Study exemptions and approvals for the qualitative studies pre- and post-FDA meetings were granted by a centralized Institutional Review Board in the USA.

A to C Involvement of Patient Partners

The research team worked in collaboration with patient partners on the research work pre- and post- FDA meetings as well as to prepare the Scientific Advice meeting with the FDA.

The patient partners were selected and were adapted as the project progressed to represent the target population in the different study designs. The rationale for involvement of patient panels for the “global” DCE study design pre-FDA consultation and MS DCE study design post-FDA consultation is described in Table 3. Patient partners were selected by the sponsor’s internal Patient Advocacy group in contact with patient organizations and communities. Key criteria for selecting patient partners included representativeness of the targeted disease population, ensuring a range of patient experiences, considering geographical representation, targeted characteristics like age or gender, cultural considerations, and English fluency (Table 3). Each patient partner was contracted individually and compensated for the time spent on the study, using the Novartis version of the Fair Market Value calculator developed by the National Health Council [34]. Individual on-boarding sessions with the patient partners were performed by the Patient Engagement representative and Project Lead to ensure sound understanding of the objectives of the PPS as well as their role as patient partners and related expectations. In addition, the Project Lead and Patient Engagement representative provided, during these on-boarding sessions, the objectives of the project beyond the PPS, the different activities performed in its scope and how the PPS will be used to inform this project. Interactions with the patient partners were conducted individually and virtually, at each key milestone of the study to collect their feedback, discuss and clarify any questions. Based on their feedback, the draft PPS documents were revised as required.

Table 3 Panel of patient partners prior to and following the FDA scientific advice consultation.

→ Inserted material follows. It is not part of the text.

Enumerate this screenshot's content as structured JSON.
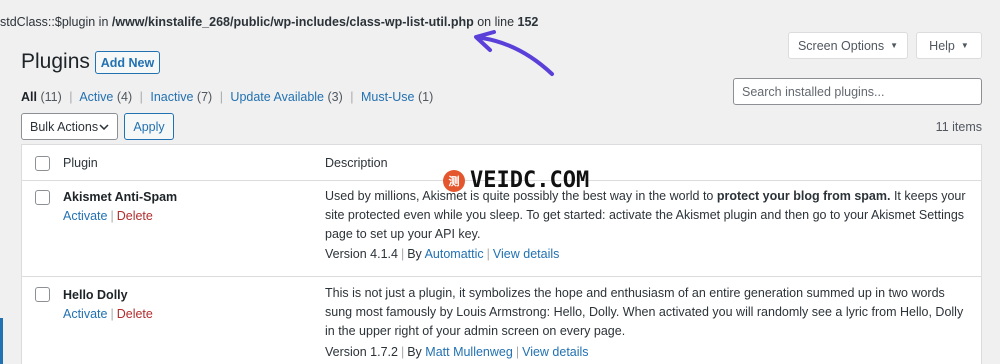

Patient partners helped to develop and review study material from its conception. The patient partners reviewed and provided comments on the concept sheet, giving an overview of the study design and device features, treatment process, attributes, and levels to be tested. The patient partners were then asked to review and comment on additional documents: the study protocol, quantitative survey script, Informed Consent Form, and educational materials to be provided to study participants (videos and infographics, as built into the study survey; see SM S5). Later, the patient partners were involved in reviewing and refining a test version of the online quantitative survey. The study team did not provide any guidance or specific direction as to which sections of the documents should be reviewed. Nevertheless, the Patient Engagement representative and Project Lead provided the PPS context in the project and were always available to connect with the patient partners, to ensure a clear understanding of the review expectations. Patient partners were also involved in reviewing the outputs of the initial qualitative research and FDA scientific advice feedback and providing context for the interpretation of the study results. Patients were not given a target number of hours to review the different documents. However, they were requested to carefully track the time spent on the review, for compliance and financial reasons. As an example, review of the draft protocol took a maximum of 10 h for a patient partner.

The feedback and comments from the above were used to develop the “global” DCE study design that was presented to the FDA as well as the DCE study design refined after the Scientific Advice with FDA. Following the FDA scientific advice, and the restriction of the PPS scope to MS patients and USA only, additional patient partners, who were MS patients living in the USA, were asked to review the revised study material.